Video Transcription
Dr. Ofir Aharon 00:02
I just spoke with a friend; we all try to bring meaning to our life, and I was thinking just now that we actually almost don't exist. Our life is something like this: we've been born, but we've never been here for minus infinity, and then when we die, we're not here for infinity. So this life is kind of a blink of an eye. It's actually kind of an illusion, so we try to pour meaning into it. My mom got skin cancer; that's what motivates me to develop a skin scanner to detect lesion distortion. Now what you see here is a simple image of a lesion, a color image, but if we try to catch skin cancer using color at a late stage, that's what leads to a high mortality rate. What we invented is scanning in different states of polarization or different states of field, and we come out with lesion distortion. What you see there is actually the main—I can leave all my lecture on this slide. It's a new way of imaging, kind of a new MRI, X-ray, ultrasound. But now you have PATTERNOX, pattern scope to see patterns underneath the skin.

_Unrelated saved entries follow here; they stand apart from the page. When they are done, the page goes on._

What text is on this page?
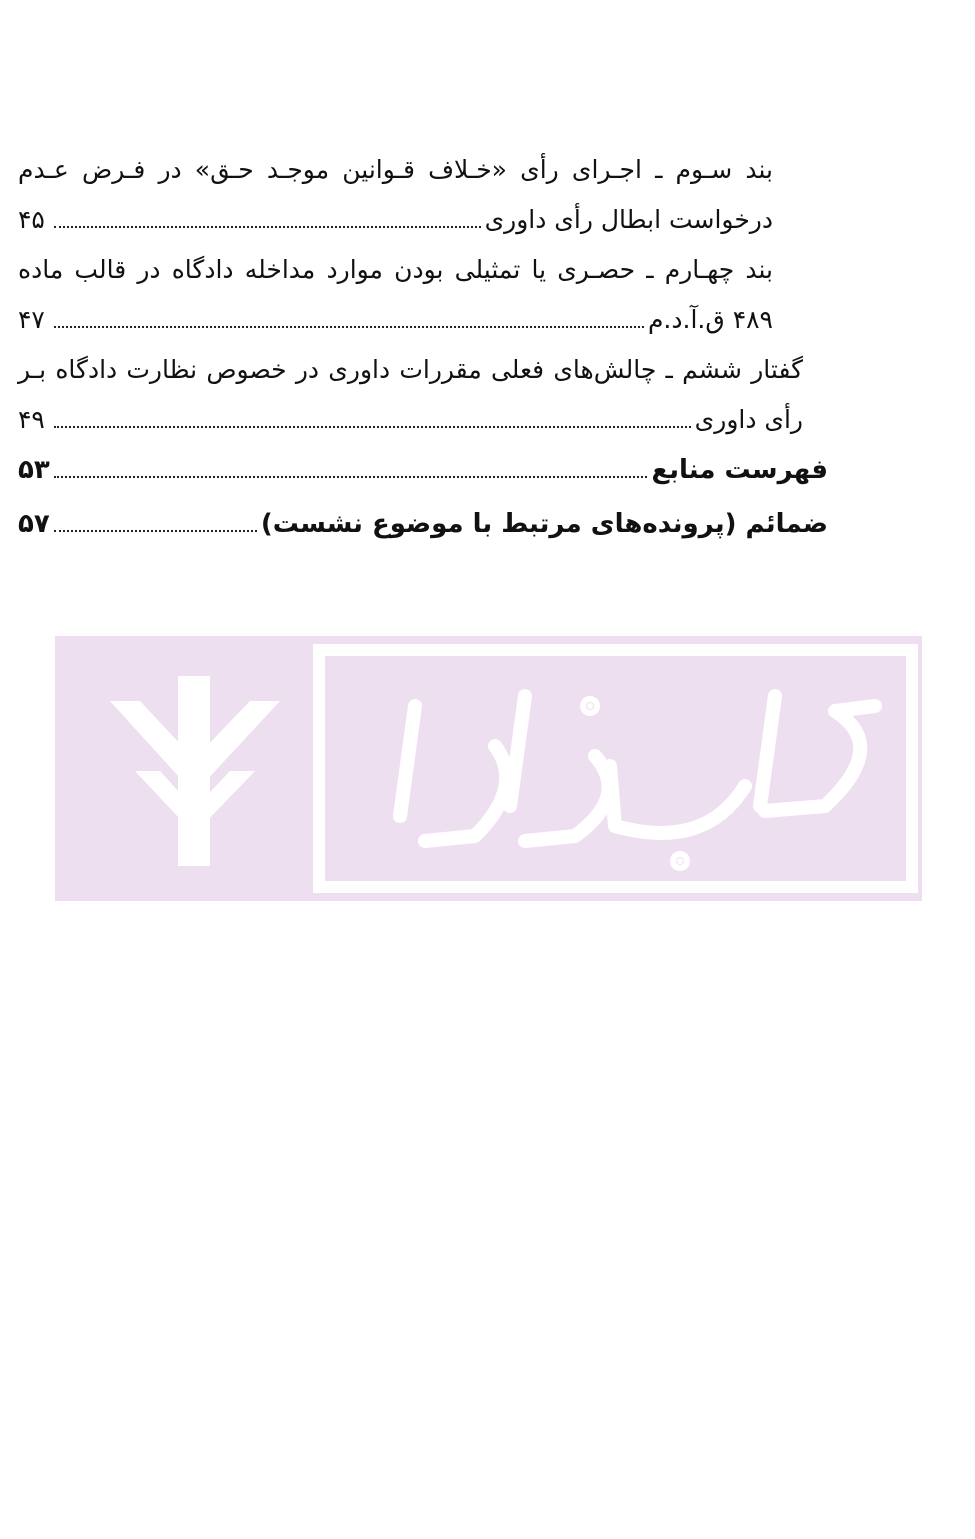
بند سـوم ـ اجـرای رأی «خـلاف قـوانین موجـد حـق» در فـرض عـدم
درخواست ابطال رأی داوری
۴۵
بند چهـارم ـ حصـری یا تمثیلی بودن موارد مداخله دادگاه در قالب ماده
۴۸۹ ق.آ.د.م
۴۷
گفتار ششم ـ چالش‌های فعلی مقررات داوری در خصوص نظارت دادگاه بـر
رأی داوری
۴۹
فهرست منابع
۵۳
ضمائم (پرونده‌های مرتبط با موضوع نشست)
۵۷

So let us define the problem: cosmetic concern or skin cancer detection relies on color at late stages of the lesion, which leads to a high mortality rate. Our solution is to detect lesion distortion. So you can see here two lesions that we just had not long ago in the Skin Center in Florida. In terms of pigmentation, they look more or less the same, but now you see that the cancer looks like an explosion from the middle outward, and this is actually the tissue deformities that cannot be seen by the bare eye, not in terms of color. Just think about the fact that probably since Galileo Galilei, he started to carve lenses. Dermatologists and GPs have only this: just lenses with peripheral light. It's weird. For hundreds of years, we've brought here something which is, I think in history, totally new. You cannot even compare it to anybody else because nobody has done that, and nobody has extracted the lesion distortion.
So just to summarize the problem and the solution: instead of catching skin cancer or lesions using color at late stages, we're scanning in different states of polarization. On my website, you can see the movement of light that stems from these distortions, and that's how we can generate a new family of imaging. We're going to approach dermatologists, general practitioners, nurses, but finally, home use. The first person who got this scanner is my mom. I actually am a nuclear physicist and electrical engineer with a master's and PhD in electro-optics. So I harness my knowledge in astronomy, radiation, and physics for this scanner. But the main target is home use. There are almost 1.9 billion people with lesion distortion, which is a wider problem. Skin cancer is just a subgroup of it. So just think about the market. We're in a market of 20 billion, but telehealth is approaching 300, but I believe it's even more than that. The minimal investment would be like $1.5 million for the first milestone, which is transferring the beta prototype that now today works at the Skin Center in Florida into a commercialized one, another 1.5 to two for clinical trials. We have a go-to-market strategy. We're about to pass the class one and class two for the professional market and another two. So summarizing, it's about $5 million to start producing it and ship it all over the world.